Mac is great for emulators, so you have that.
Also mac native games, like ones you can buy on the App Store (cyberpunk etc.) run great on most M chip macs.
Also, Crossover might be a solution for some games. It works for most games fine, some work great, and some don’t work at all.
There’s also other cloud gaming services, where you can emulate a whole computer and just download steam games. Most are cheaper than gamepass 🤷♂️
You don't NEED new stuff to play games. My computer is pushing 8 years old, I just upgrade the nvme or graphics card when needed. I got a refurb 3070 last year for $450 with warranty, can get one on Amazon now for under $300 without warranty. You don't need 64gb to play games, 16 is plenty and you can get motherboards that use ddr4 fairly cheap.

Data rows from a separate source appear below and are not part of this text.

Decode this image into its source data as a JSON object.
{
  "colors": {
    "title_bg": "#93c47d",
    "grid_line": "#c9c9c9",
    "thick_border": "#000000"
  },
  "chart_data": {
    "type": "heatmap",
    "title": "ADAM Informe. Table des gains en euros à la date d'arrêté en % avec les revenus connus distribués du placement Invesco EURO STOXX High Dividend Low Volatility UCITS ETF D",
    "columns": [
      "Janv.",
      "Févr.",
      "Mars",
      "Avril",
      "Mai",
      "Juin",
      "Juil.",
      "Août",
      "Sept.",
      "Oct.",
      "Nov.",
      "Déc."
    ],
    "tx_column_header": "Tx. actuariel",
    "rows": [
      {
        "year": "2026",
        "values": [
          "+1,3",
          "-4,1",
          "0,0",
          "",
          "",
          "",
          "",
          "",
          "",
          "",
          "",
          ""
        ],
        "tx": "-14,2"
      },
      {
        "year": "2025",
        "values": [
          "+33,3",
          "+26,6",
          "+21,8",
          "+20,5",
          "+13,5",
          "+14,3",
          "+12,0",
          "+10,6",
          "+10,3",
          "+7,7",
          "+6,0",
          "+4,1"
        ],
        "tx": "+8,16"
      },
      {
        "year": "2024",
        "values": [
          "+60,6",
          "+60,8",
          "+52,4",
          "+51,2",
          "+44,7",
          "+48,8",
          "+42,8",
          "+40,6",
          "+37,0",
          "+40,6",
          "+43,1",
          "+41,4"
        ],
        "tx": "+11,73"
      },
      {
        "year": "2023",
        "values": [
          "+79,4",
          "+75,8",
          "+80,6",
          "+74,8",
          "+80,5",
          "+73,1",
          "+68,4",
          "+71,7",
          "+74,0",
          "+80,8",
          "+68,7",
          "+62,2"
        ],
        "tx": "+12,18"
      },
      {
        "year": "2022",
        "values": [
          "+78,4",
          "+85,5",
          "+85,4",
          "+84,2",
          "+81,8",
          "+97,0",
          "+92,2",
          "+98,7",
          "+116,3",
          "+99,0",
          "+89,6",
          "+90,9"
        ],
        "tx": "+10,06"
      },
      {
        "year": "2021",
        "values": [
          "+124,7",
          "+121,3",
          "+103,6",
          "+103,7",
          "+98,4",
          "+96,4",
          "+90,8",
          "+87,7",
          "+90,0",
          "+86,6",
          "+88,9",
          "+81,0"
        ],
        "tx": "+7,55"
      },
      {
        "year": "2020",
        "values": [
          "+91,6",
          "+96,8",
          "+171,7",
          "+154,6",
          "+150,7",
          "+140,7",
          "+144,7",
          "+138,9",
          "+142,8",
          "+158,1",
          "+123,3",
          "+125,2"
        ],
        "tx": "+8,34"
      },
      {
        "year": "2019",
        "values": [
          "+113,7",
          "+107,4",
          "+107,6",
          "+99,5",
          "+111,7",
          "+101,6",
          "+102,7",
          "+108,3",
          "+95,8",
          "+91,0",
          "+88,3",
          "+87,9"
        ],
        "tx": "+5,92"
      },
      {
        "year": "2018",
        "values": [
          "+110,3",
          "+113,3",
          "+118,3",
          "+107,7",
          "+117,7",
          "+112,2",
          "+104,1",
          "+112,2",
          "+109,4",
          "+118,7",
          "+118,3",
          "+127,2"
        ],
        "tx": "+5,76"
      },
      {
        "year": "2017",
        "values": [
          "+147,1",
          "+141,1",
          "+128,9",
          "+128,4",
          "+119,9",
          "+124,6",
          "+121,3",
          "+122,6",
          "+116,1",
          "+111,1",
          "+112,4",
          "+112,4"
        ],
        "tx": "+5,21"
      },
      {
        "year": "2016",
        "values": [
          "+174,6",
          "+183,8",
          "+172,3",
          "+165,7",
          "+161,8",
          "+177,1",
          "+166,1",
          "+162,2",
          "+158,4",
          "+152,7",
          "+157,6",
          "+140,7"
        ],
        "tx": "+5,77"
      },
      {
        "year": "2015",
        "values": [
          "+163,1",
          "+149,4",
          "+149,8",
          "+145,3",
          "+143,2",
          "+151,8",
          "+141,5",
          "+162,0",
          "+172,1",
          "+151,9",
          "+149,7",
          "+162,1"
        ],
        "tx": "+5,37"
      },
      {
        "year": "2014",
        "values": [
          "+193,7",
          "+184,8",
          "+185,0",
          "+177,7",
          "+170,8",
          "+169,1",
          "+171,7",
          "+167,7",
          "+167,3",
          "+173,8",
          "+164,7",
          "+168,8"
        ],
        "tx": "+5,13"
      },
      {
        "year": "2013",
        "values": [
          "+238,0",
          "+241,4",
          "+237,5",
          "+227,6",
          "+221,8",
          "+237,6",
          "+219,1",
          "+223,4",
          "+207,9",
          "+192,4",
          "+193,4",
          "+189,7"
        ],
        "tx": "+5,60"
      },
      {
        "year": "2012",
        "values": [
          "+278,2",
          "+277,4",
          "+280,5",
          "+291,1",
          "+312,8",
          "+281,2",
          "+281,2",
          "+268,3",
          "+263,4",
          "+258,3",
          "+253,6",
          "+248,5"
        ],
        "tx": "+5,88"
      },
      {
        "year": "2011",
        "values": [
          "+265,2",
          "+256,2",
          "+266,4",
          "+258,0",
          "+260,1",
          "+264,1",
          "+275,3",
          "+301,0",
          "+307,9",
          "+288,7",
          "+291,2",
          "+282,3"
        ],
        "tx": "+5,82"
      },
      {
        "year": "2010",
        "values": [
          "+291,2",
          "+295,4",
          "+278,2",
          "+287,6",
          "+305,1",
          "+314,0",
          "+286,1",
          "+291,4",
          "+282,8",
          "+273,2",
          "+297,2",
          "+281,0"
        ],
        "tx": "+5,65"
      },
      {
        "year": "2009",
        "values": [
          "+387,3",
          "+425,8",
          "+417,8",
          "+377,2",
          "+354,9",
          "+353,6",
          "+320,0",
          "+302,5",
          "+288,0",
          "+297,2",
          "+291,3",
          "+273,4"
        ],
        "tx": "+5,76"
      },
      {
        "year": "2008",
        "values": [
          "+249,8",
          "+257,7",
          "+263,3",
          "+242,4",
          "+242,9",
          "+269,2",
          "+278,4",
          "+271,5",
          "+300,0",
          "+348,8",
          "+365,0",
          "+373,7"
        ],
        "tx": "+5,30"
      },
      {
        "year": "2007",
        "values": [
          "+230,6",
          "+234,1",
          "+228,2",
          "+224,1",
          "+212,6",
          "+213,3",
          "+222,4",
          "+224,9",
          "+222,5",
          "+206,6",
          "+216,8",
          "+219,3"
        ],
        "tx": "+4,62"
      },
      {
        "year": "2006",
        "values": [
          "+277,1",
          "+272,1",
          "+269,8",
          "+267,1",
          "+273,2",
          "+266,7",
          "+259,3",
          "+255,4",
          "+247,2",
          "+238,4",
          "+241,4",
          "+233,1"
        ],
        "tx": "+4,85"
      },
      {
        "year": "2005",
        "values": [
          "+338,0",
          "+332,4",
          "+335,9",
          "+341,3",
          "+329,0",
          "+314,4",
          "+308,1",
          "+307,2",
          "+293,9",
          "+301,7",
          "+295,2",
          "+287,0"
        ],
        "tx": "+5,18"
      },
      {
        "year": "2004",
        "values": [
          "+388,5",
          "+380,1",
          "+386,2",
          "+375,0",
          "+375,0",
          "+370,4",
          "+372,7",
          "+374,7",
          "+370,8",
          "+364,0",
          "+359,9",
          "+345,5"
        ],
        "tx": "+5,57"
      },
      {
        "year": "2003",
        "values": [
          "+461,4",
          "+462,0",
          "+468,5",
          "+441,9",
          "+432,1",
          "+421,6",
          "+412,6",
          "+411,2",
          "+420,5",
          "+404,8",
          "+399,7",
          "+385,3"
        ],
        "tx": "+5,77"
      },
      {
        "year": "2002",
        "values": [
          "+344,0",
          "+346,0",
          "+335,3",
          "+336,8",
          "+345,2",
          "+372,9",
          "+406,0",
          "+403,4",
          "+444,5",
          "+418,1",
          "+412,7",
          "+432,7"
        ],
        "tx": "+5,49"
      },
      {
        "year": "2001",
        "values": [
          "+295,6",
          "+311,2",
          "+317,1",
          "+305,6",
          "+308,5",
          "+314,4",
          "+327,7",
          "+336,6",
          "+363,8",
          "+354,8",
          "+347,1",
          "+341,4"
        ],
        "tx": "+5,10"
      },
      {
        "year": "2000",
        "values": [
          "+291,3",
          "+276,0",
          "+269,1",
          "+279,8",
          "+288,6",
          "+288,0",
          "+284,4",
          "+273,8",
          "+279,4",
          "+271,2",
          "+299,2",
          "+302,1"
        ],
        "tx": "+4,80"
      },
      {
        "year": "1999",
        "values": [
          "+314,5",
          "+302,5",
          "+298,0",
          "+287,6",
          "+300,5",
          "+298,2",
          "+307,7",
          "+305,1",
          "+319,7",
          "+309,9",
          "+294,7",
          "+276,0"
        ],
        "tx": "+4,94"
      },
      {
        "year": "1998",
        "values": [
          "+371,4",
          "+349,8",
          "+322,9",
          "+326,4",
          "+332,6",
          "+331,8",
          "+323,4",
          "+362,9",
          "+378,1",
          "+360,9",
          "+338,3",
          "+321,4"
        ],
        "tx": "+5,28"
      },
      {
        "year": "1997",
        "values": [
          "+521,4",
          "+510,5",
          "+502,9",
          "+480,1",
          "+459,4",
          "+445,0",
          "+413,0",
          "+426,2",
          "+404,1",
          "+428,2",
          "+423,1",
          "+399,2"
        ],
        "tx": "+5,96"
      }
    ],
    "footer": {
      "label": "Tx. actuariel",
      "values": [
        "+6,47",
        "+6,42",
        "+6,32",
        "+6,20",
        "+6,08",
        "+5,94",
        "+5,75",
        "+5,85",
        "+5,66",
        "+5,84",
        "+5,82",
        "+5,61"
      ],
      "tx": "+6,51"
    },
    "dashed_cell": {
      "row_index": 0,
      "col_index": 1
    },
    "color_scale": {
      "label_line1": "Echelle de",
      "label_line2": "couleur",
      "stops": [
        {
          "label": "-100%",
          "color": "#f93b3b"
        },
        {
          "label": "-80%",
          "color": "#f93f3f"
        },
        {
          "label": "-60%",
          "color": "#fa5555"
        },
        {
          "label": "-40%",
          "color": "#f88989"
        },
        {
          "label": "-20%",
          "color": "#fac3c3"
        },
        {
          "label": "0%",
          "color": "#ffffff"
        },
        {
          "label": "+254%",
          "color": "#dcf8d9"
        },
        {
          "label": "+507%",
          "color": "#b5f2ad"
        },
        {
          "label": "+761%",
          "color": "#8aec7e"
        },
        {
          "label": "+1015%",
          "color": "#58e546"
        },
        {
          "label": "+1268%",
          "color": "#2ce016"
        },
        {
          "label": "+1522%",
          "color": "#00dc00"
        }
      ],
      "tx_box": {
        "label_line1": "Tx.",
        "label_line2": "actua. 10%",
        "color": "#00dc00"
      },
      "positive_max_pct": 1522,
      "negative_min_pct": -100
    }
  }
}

Look around, second hand market is fine, just very the parts. This 3070 will last me a few years minimum.
_
Best advice I can give is to look at online auctions, estate sales, and check out to see if there are any Goodwill's near you that specialize in electronics. You can run a lot of modern games on 10 to 5 year old hardware, probably won't be the prettiest build but hey if it works. Also remember you can always tear open a modern laptop for that sweet sweet storage.
It might be an option that doesn’t come up much, but older/lower-spec consoles are an option: The Playstation 4 and Xbox Series S. They’re not available for recent big AAA games, but that’s less and less of the big trends. There have still been many games coming out this year for the PS4.
That’s, of course, if you’re really on a low budget for hardware. Otherwise, a PC is a great investment for games on Steam sales.